3. The Committee recommends that the issue of privatization and individual quota licensing in Canada's fisheries be debated in the Parliament of Canada.

4. The Committee recommends that no new individual quota or individual transferable quota licences be issued in Canada until written public statements on individual quotas and partnership agreements (recommendations 1 and 2) are issued, and a parliamentary debate (recommendation 3) has taken place.

5. The Committee urges the Department of Fisheries and Oceans to more thoroughly consider the long-term social and economic effects of individual quota licences, especially those that are transferable, on Canada's coastal communities, Aboriginal and other, and not extend the individual quota regime until the needs of coastal communities, Aboriginal and other, have been fully assessed.

6. The Committee recommends that the Department of Fisheries and Oceans issue a clear, unequivocal and written public statement on whether it views Canada's commercial fisheries as primarily industrial or rather as the economic basis of a traditional Canadian way of life.

7. The Committee recommends that the Senate refer the Estimates of the Department of Fisheries and Oceans to the Standing Senate Committee on Fisheries for parliamentary scrutiny.

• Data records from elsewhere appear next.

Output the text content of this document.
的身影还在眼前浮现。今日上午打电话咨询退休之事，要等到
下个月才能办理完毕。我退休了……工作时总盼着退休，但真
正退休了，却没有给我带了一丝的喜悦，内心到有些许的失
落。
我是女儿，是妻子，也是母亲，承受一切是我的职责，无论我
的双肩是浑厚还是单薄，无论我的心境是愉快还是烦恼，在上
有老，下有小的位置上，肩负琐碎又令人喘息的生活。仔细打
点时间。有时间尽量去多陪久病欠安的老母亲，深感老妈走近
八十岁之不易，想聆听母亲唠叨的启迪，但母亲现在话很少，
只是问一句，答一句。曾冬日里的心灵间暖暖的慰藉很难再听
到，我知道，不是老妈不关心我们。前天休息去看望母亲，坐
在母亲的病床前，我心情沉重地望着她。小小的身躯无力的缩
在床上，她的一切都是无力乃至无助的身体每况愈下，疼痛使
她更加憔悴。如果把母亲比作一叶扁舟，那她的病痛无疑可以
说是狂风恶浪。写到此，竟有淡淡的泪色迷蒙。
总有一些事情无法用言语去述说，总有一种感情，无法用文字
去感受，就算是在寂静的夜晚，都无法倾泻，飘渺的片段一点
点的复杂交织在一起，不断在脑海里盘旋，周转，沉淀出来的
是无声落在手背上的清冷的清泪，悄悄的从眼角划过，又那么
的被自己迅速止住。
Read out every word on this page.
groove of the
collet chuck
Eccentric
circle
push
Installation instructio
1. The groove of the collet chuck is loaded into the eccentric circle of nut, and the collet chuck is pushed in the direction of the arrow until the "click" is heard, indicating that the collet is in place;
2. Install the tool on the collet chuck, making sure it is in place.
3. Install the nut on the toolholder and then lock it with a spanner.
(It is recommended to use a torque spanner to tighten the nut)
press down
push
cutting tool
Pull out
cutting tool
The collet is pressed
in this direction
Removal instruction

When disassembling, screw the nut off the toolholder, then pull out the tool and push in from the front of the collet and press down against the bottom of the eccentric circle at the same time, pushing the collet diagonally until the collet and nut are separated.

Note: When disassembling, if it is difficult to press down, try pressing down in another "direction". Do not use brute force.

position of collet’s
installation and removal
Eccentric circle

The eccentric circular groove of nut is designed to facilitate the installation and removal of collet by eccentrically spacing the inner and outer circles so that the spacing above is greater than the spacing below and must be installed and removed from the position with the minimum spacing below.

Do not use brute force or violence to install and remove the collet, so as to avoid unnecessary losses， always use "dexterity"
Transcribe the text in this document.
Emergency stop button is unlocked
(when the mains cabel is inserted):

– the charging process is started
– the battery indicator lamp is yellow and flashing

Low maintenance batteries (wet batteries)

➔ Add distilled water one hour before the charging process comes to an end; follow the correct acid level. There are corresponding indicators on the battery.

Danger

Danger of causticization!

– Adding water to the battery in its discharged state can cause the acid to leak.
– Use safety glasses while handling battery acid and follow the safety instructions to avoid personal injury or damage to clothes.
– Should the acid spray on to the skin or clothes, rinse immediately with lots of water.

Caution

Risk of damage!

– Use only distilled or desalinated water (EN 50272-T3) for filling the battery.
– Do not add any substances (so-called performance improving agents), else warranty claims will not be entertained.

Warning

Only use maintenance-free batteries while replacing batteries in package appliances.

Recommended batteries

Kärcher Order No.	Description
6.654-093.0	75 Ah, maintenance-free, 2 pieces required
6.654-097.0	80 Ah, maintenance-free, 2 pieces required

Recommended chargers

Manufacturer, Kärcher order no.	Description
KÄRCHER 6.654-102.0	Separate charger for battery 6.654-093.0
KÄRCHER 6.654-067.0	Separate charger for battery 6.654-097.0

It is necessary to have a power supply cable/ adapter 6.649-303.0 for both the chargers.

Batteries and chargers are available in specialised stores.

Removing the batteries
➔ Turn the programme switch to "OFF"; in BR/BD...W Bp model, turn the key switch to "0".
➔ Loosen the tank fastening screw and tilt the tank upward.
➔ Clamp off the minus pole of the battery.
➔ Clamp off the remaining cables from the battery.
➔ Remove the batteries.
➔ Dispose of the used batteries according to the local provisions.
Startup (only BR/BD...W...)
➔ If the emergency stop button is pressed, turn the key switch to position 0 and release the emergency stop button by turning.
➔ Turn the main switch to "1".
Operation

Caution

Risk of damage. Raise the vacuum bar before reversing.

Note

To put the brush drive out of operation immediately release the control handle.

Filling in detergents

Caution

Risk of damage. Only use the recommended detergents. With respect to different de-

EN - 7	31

8. The Committee recommends that the Department of Fisheries and Oceans immediately begin to enforce its Atlantic fleet separation policy -- that is, regulations preventing the vertical integration of processors into fish harvesting -- and policies aimed at restricting the ownership of individual quotas to certain maximum limits. The Department should continue to enforce regulations restricting the ownership of fishing licences by foreign interests.

9. The Committee recommends that the Department of Fisheries and Oceans more equitably distribute the resource in order to allow small-scale fishers a better opportunity of participating in the fisheries.

10. The Committee recommends that the Department of Fisheries and Oceans stop using the examples of individual quota management systems in New Zealand and Iceland until the Department has taken full account of the criticisms of individual quotas emanating from those countries.